Now, I have been influenced by all of these movements in one way or another, but my greatest influences can be found in "The New American Poetry: 1945-1960" ed. by Donald Allen. Spicer, Creeley, Ashbery, Kerouac, Duncan, Olson, O'Hara, et. al. Different schools, definitively different but a community of pushing forward, reaching to the expanses of emotion in different ways. One could not publish such a book today, there seems to be very little commonality in the poetic direction of today's movements. Where Allen's Anthology's blood congealed in honesty, integrity, and exploration, today's movements are all scarred by that 'Neo' haunting almost every one. And this is fine. Let them relive the past. Let them fester in the mold and bones of tradition.
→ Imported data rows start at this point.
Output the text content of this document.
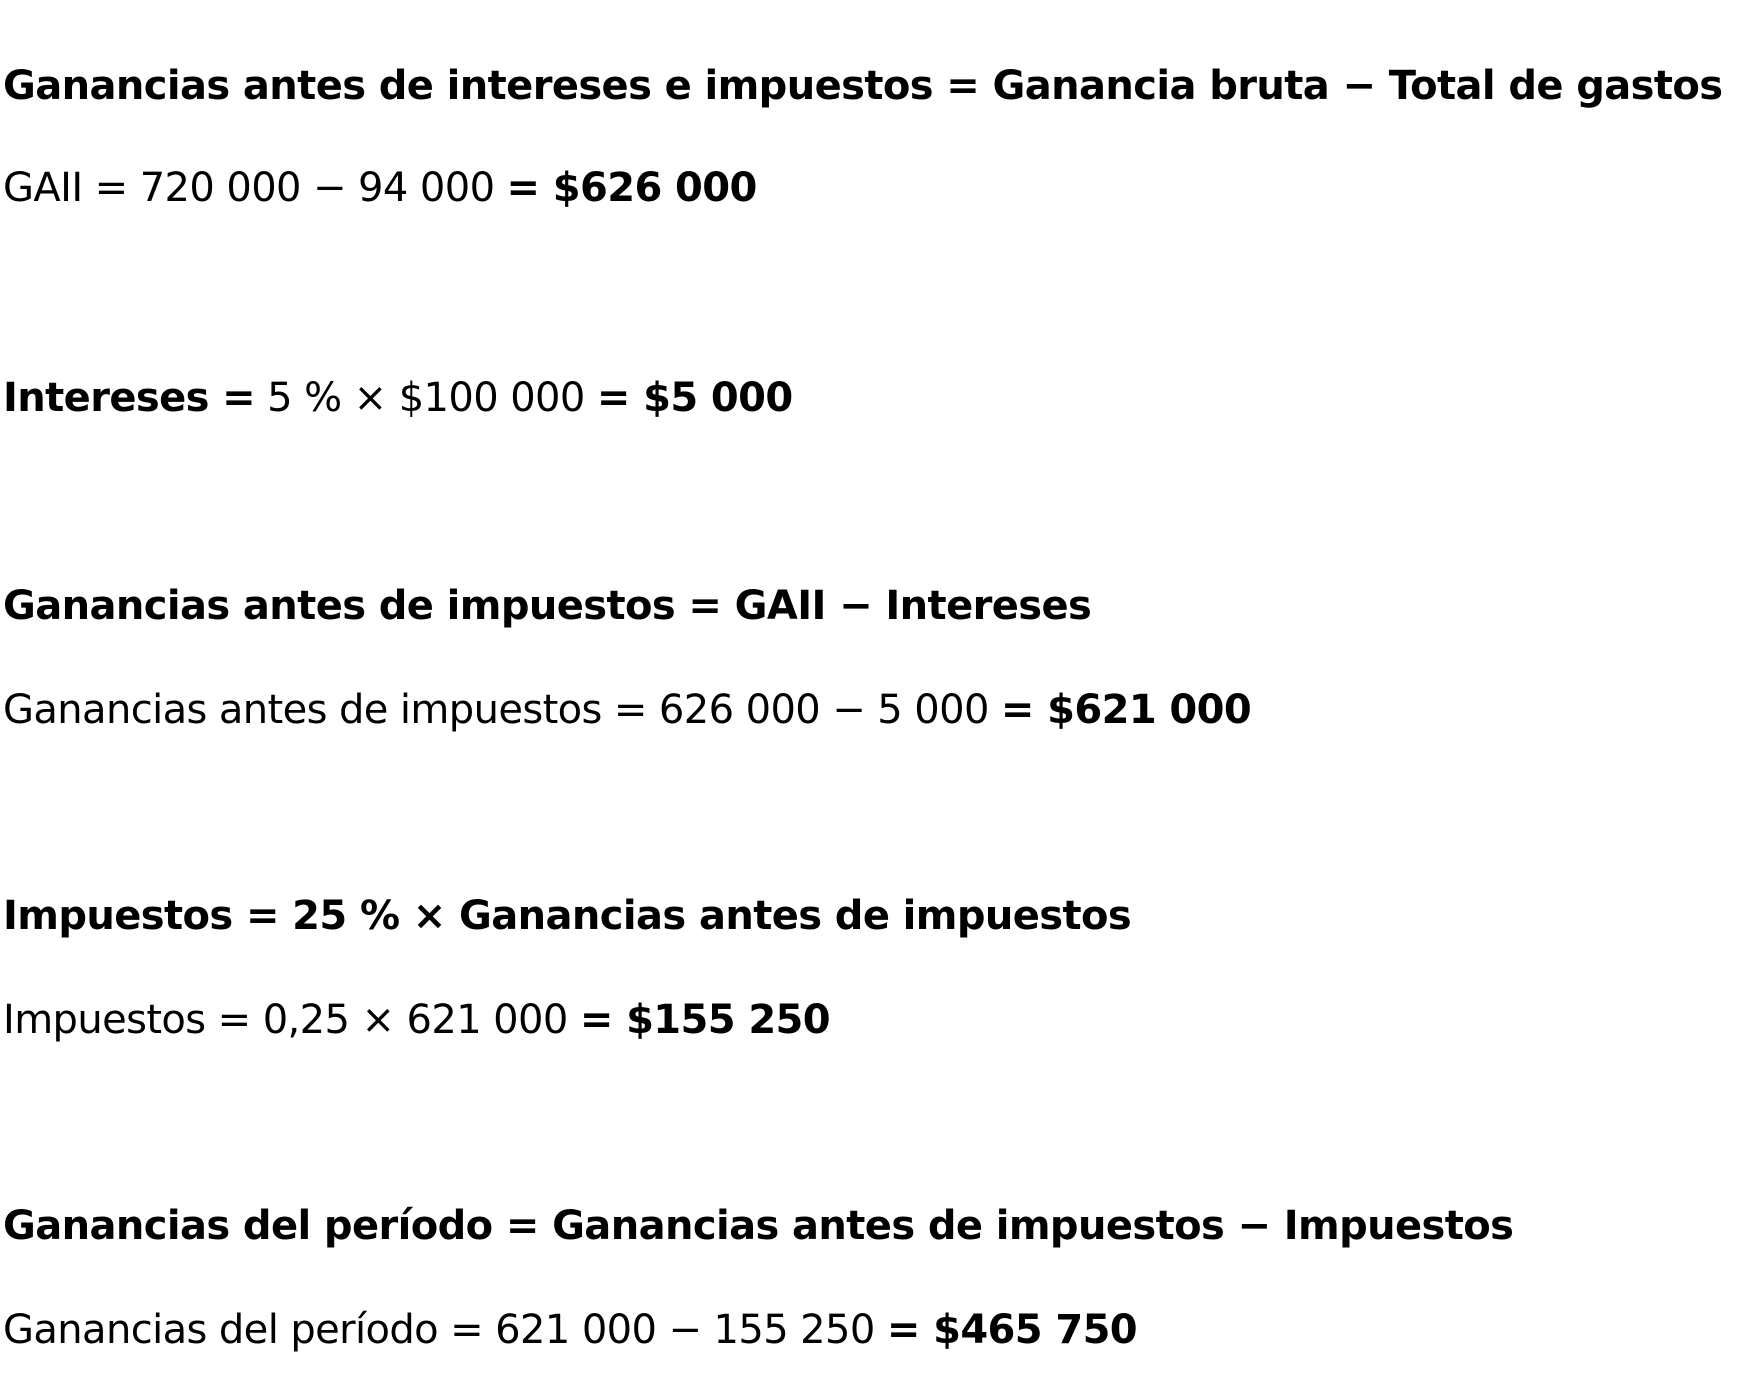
Ganancias antes de intereses e impuestos = Ganancia bruta − Total de gastos

GAII = 720 000 − 94 000 = $626 000

Intereses = 5 % × $100 000 = $5 000

Ganancias antes de impuestos = GAII − Intereses

Ganancias antes de impuestos = 626 000 − 5 000 = $621 000

Impuestos = 25 % × Ganancias antes de impuestos

Impuestos = 0,25 × 621 000 = $155 250

Ganancias del período = Ganancias antes de impuestos − Impuestos

Ganancias del período = 621 000 − 155 250 = $465 750
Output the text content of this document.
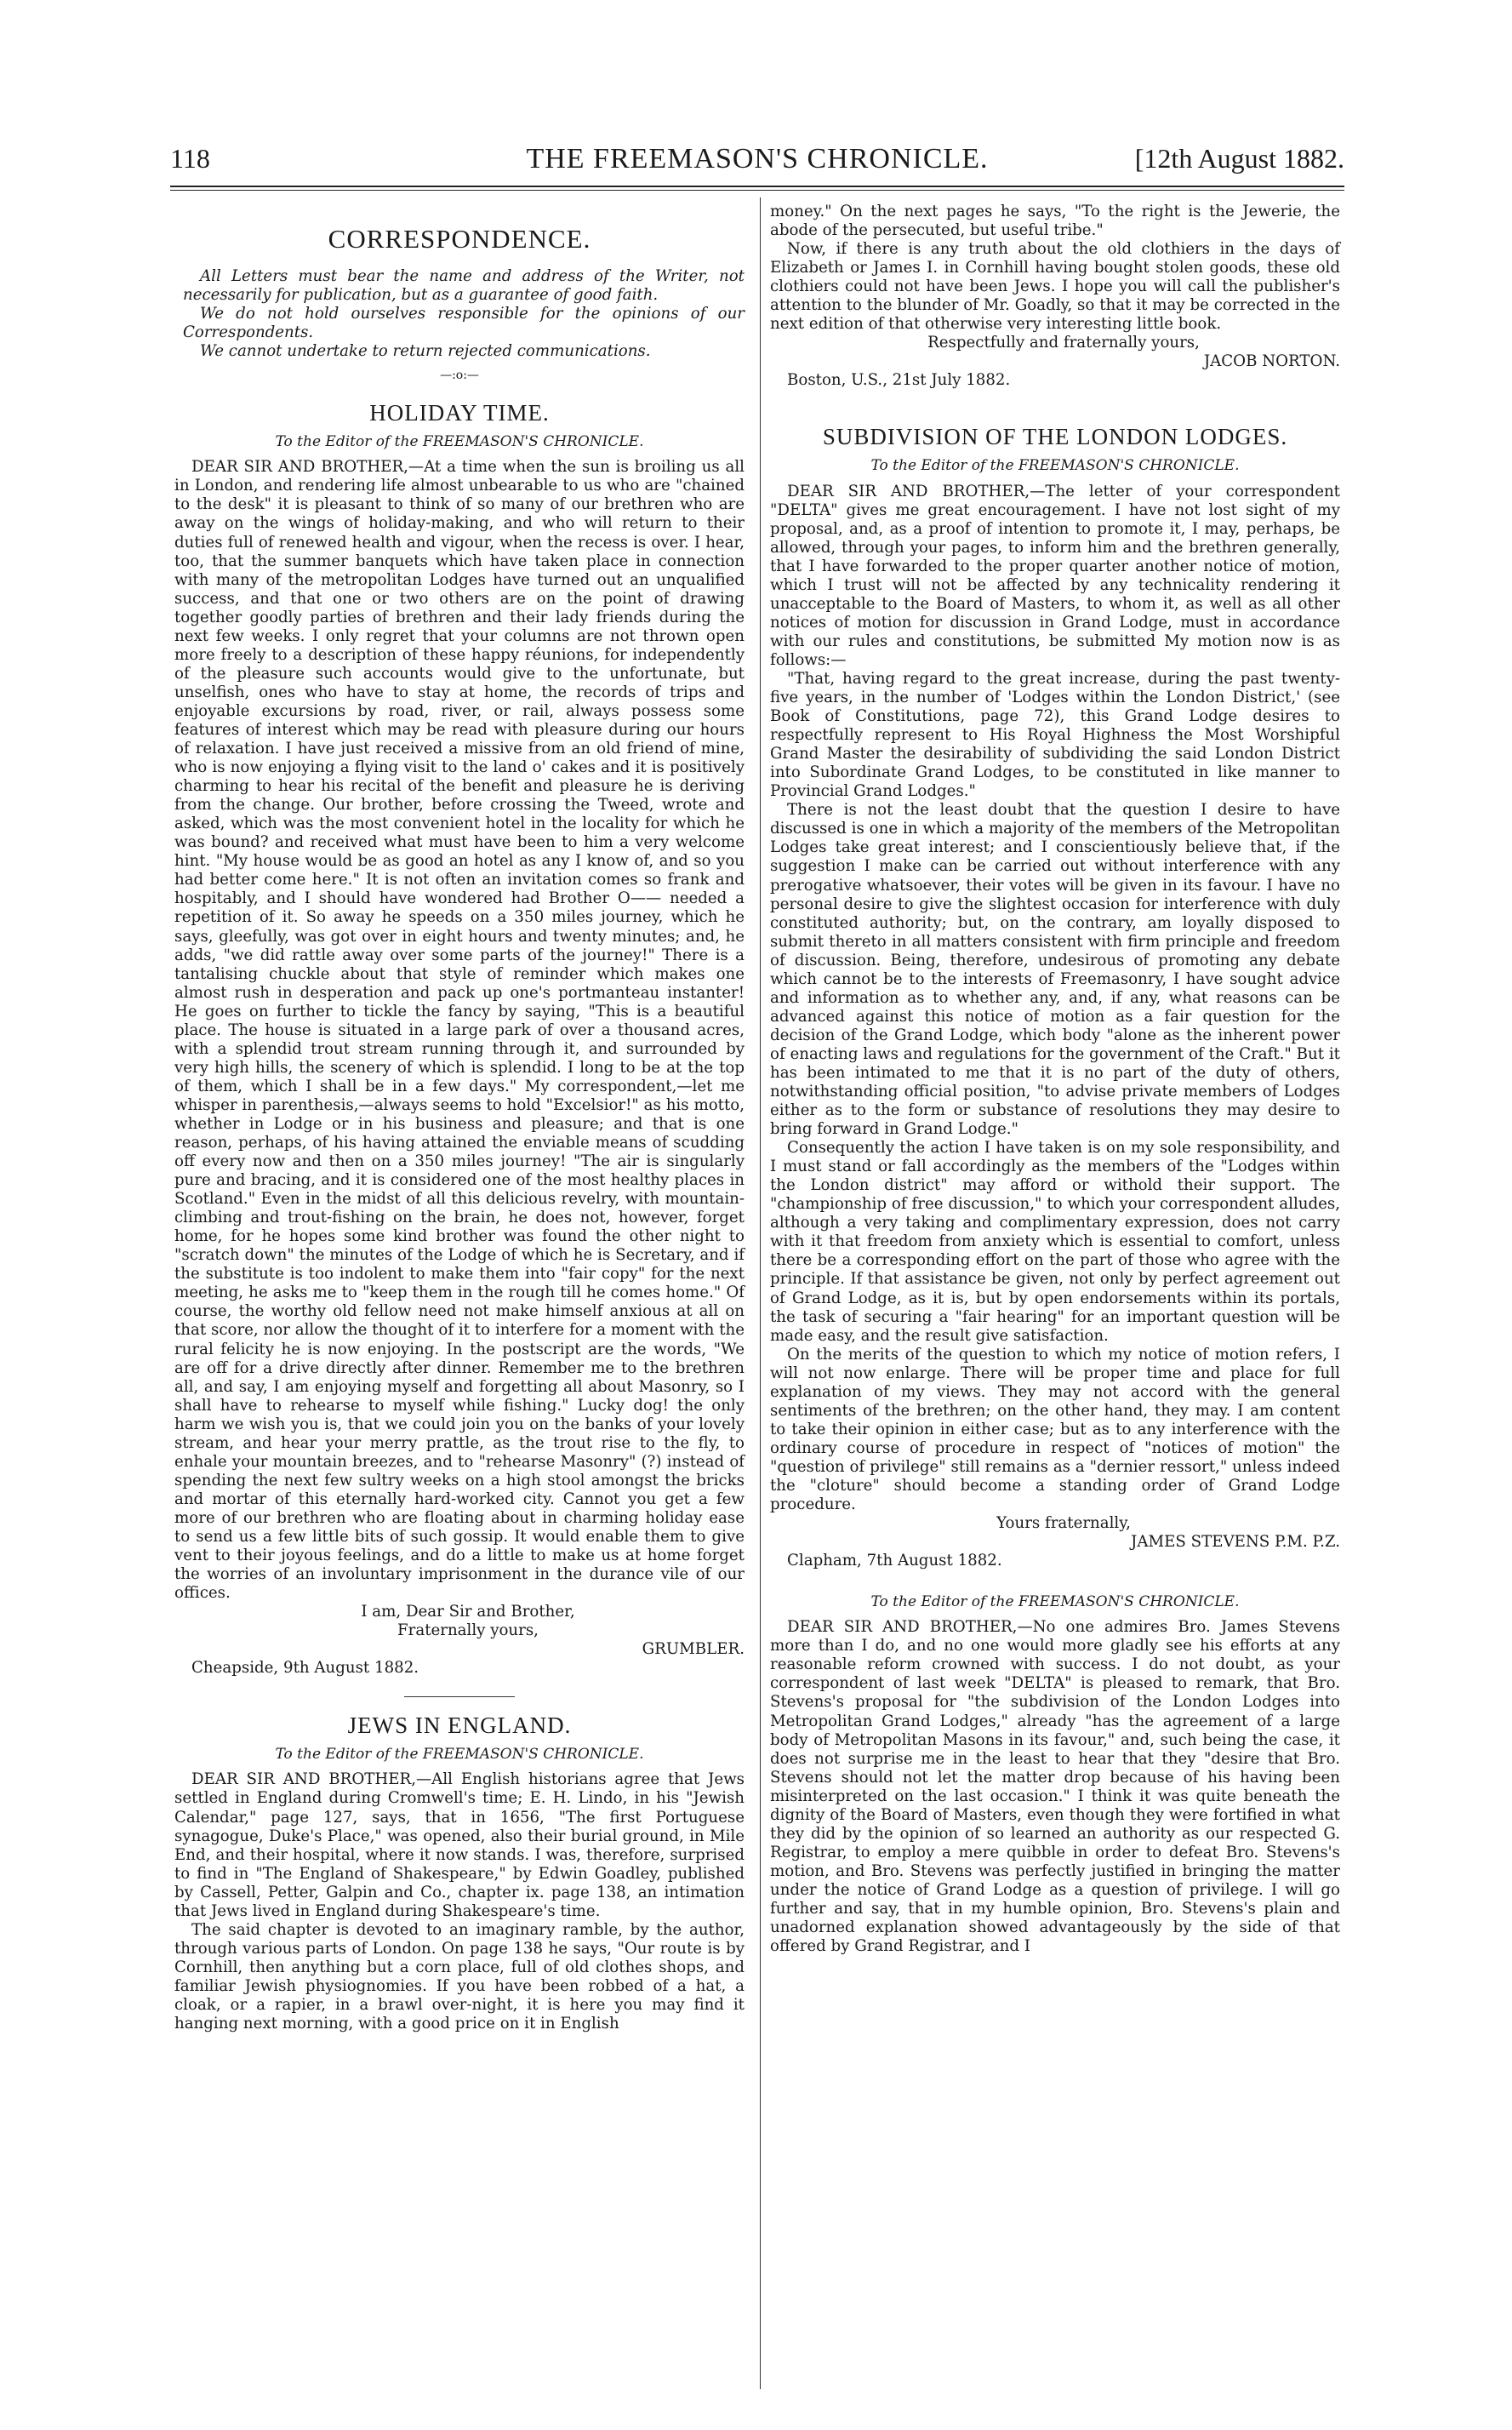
118	THE FREEMASON'S CHRONICLE.	[12th August 1882.
CORRESPONDENCE.

All Letters must bear the name and address of the Writer, not necessarily for publication, but as a guarantee of good faith.

We do not hold ourselves responsible for the opinions of our Correspondents.

We cannot undertake to return rejected communications.

—:o:—
HOLIDAY TIME.
To the Editor of the FREEMASON'S CHRONICLE.

DEAR SIR AND BROTHER,—At a time when the sun is broiling us all in London, and rendering life almost unbearable to us who are "chained to the desk" it is pleasant to think of so many of our brethren who are away on the wings of holiday-making, and who will return to their duties full of renewed health and vigour, when the recess is over. I hear, too, that the summer banquets which have taken place in connection with many of the metropolitan Lodges have turned out an unqualified success, and that one or two others are on the point of drawing together goodly parties of brethren and their lady friends during the next few weeks. I only regret that your columns are not thrown open more freely to a description of these happy réunions, for independently of the pleasure such accounts would give to the unfortunate, but unselfish, ones who have to stay at home, the records of trips and enjoyable excursions by road, river, or rail, always possess some features of interest which may be read with pleasure during our hours of relaxation. I have just received a missive from an old friend of mine, who is now enjoying a flying visit to the land o' cakes and it is positively charming to hear his recital of the benefit and pleasure he is deriving from the change. Our brother, before crossing the Tweed, wrote and asked, which was the most convenient hotel in the locality for which he was bound? and received what must have been to him a very welcome hint. "My house would be as good an hotel as any I know of, and so you had better come here." It is not often an invitation comes so frank and hospitably, and I should have wondered had Brother O—— needed a repetition of it. So away he speeds on a 350 miles journey, which he says, gleefully, was got over in eight hours and twenty minutes; and, he adds, "we did rattle away over some parts of the journey!" There is a tantalising chuckle about that style of reminder which makes one almost rush in desperation and pack up one's portmanteau instanter! He goes on further to tickle the fancy by saying, "This is a beautiful place. The house is situated in a large park of over a thousand acres, with a splendid trout stream running through it, and surrounded by very high hills, the scenery of which is splendid. I long to be at the top of them, which I shall be in a few days." My correspondent,—let me whisper in parenthesis,—always seems to hold "Excelsior!" as his motto, whether in Lodge or in his business and pleasure; and that is one reason, perhaps, of his having attained the enviable means of scudding off every now and then on a 350 miles journey! "The air is singularly pure and bracing, and it is considered one of the most healthy places in Scotland." Even in the midst of all this delicious revelry, with mountain-climbing and trout-fishing on the brain, he does not, however, forget home, for he hopes some kind brother was found the other night to "scratch down" the minutes of the Lodge of which he is Secretary, and if the substitute is too indolent to make them into "fair copy" for the next meeting, he asks me to "keep them in the rough till he comes home." Of course, the worthy old fellow need not make himself anxious at all on that score, nor allow the thought of it to interfere for a moment with the rural felicity he is now enjoying. In the postscript are the words, "We are off for a drive directly after dinner. Remember me to the brethren all, and say, I am enjoying myself and forgetting all about Masonry, so I shall have to rehearse to myself while fishing." Lucky dog! the only harm we wish you is, that we could join you on the banks of your lovely stream, and hear your merry prattle, as the trout rise to the fly, to enhale your mountain breezes, and to "rehearse Masonry" (?) instead of spending the next few sultry weeks on a high stool amongst the bricks and mortar of this eternally hard-worked city. Cannot you get a few more of our brethren who are floating about in charming holiday ease to send us a few little bits of such gossip. It would enable them to give vent to their joyous feelings, and do a little to make us at home forget the worries of an involuntary imprisonment in the durance vile of our offices.

I am, Dear Sir and Brother,

Fraternally yours,

GRUMBLER.

Cheapside, 9th August 1882.

JEWS IN ENGLAND.
To the Editor of the FREEMASON'S CHRONICLE.

DEAR SIR AND BROTHER,—All English historians agree that Jews settled in England during Cromwell's time; E. H. Lindo, in his "Jewish Calendar," page 127, says, that in 1656, "The first Portuguese synagogue, Duke's Place," was opened, also their burial ground, in Mile End, and their hospital, where it now stands. I was, therefore, surprised to find in "The England of Shakespeare," by Edwin Goadley, published by Cassell, Petter, Galpin and Co., chapter ix. page 138, an intimation that Jews lived in England during Shakespeare's time.

The said chapter is devoted to an imaginary ramble, by the author, through various parts of London. On page 138 he says, "Our route is by Cornhill, then anything but a corn place, full of old clothes shops, and familiar Jewish physiognomies. If you have been robbed of a hat, a cloak, or a rapier, in a brawl over-night, it is here you may find it hanging next morning, with a good price on it in English

money." On the next pages he says, "To the right is the Jewerie, the abode of the persecuted, but useful tribe."

Now, if there is any truth about the old clothiers in the days of Elizabeth or James I. in Cornhill having bought stolen goods, these old clothiers could not have been Jews. I hope you will call the publisher's attention to the blunder of Mr. Goadly, so that it may be corrected in the next edition of that otherwise very interesting little book.

Respectfully and fraternally yours,

JACOB NORTON.

Boston, U.S., 21st July 1882.

SUBDIVISION OF THE LONDON LODGES.
To the Editor of the FREEMASON'S CHRONICLE.

DEAR SIR AND BROTHER,—The letter of your correspondent "DELTA" gives me great encouragement. I have not lost sight of my proposal, and, as a proof of intention to promote it, I may, perhaps, be allowed, through your pages, to inform him and the brethren generally, that I have forwarded to the proper quarter another notice of motion, which I trust will not be affected by any technicality rendering it unacceptable to the Board of Masters, to whom it, as well as all other notices of motion for discussion in Grand Lodge, must in accordance with our rules and constitutions, be submitted My motion now is as follows:—

"That, having regard to the great increase, during the past twenty-five years, in the number of 'Lodges within the London District,' (see Book of Constitutions, page 72), this Grand Lodge desires to respectfully represent to His Royal Highness the Most Worshipful Grand Master the desirability of subdividing the said London District into Subordinate Grand Lodges, to be constituted in like manner to Provincial Grand Lodges."

There is not the least doubt that the question I desire to have discussed is one in which a majority of the members of the Metropolitan Lodges take great interest; and I conscientiously believe that, if the suggestion I make can be carried out without interference with any prerogative whatsoever, their votes will be given in its favour. I have no personal desire to give the slightest occasion for interference with duly constituted authority; but, on the contrary, am loyally disposed to submit thereto in all matters consistent with firm principle and freedom of discussion. Being, therefore, undesirous of promoting any debate which cannot be to the interests of Freemasonry, I have sought advice and information as to whether any, and, if any, what reasons can be advanced against this notice of motion as a fair question for the decision of the Grand Lodge, which body "alone as the inherent power of enacting laws and regulations for the government of the Craft." But it has been intimated to me that it is no part of the duty of others, notwithstanding official position, "to advise private members of Lodges either as to the form or substance of resolutions they may desire to bring forward in Grand Lodge."

Consequently the action I have taken is on my sole responsibility, and I must stand or fall accordingly as the members of the "Lodges within the London district" may afford or withold their support. The "championship of free discussion," to which your correspondent alludes, although a very taking and complimentary expression, does not carry with it that freedom from anxiety which is essential to comfort, unless there be a corresponding effort on the part of those who agree with the principle. If that assistance be given, not only by perfect agreement out of Grand Lodge, as it is, but by open endorsements within its portals, the task of securing a "fair hearing" for an important question will be made easy, and the result give satisfaction.

On the merits of the question to which my notice of motion refers, I will not now enlarge. There will be proper time and place for full explanation of my views. They may not accord with the general sentiments of the brethren; on the other hand, they may. I am content to take their opinion in either case; but as to any interference with the ordinary course of procedure in respect of "notices of motion" the "question of privilege" still remains as a "dernier ressort," unless indeed the "cloture" should become a standing order of Grand Lodge procedure.

Yours fraternally,

JAMES STEVENS P.M. P.Z.

Clapham, 7th August 1882.

To the Editor of the FREEMASON'S CHRONICLE.

DEAR SIR AND BROTHER,—No one admires Bro. James Stevens more than I do, and no one would more gladly see his efforts at any reasonable reform crowned with success. I do not doubt, as your correspondent of last week "DELTA" is pleased to remark, that Bro. Stevens's proposal for "the subdivision of the London Lodges into Metropolitan Grand Lodges," already "has the agreement of a large body of Metropolitan Masons in its favour," and, such being the case, it does not surprise me in the least to hear that they "desire that Bro. Stevens should not let the matter drop because of his having been misinterpreted on the last occasion." I think it was quite beneath the dignity of the Board of Masters, even though they were fortified in what they did by the opinion of so learned an authority as our respected G. Registrar, to employ a mere quibble in order to defeat Bro. Stevens's motion, and Bro. Stevens was perfectly justified in bringing the matter under the notice of Grand Lodge as a question of privilege. I will go further and say, that in my humble opinion, Bro. Stevens's plain and unadorned explanation showed advantageously by the side of that offered by Grand Registrar, and I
What is necessary for the survival of Poetry is a branching out, a deeper desire for honesty. Perhaps this cannot be achieved on the page any longer. We live in a post-Gutenberg world, and it is time for us to accept that. The printed book will never 'die' per se, but it will become something different, something less accessible, more erudite, and perhaps elitist. I knew if I wrote long enough today something would come to me. I am proposing another 'Neo'.

Not proposing, that is too weak. Demanding. We are not on the cliff of something new, we are already falling into the unknown past, tumbling amidst the oral tradition, the transference of poetry into something performative. People will always read, that is as simple a truth as can be expressed, but there was a time when most people could not. Literacy was reserved for the Classless eclesiasts, royalty, enfranchised. The rise of literacy was the biggest political force in the western world. We are again at that crossroads. Art has found a home in suburbia. Progressive art never will be so populist, but it must change to meet the times, to enable itself to at some time later be as accessible as the mainstream is now. Poetry exists in the honest act of attempted communication, regardless if the intended message is recieved, it is the attempt that is poetry. We receive by the act of seeing, this is the act of reading, seeing the words. But sight must have sound, because we receive by hearing. We can meditate on the sight/sound inside our own heads forever and never understand. Poetry can no longer exist as a hinge of sight and sound of the written word, it must grow into the sight and sound of a human being those words. This is why K is a great poet, why we must strive to present poetry in a different way. To merge the written with the act of communication on every level possible.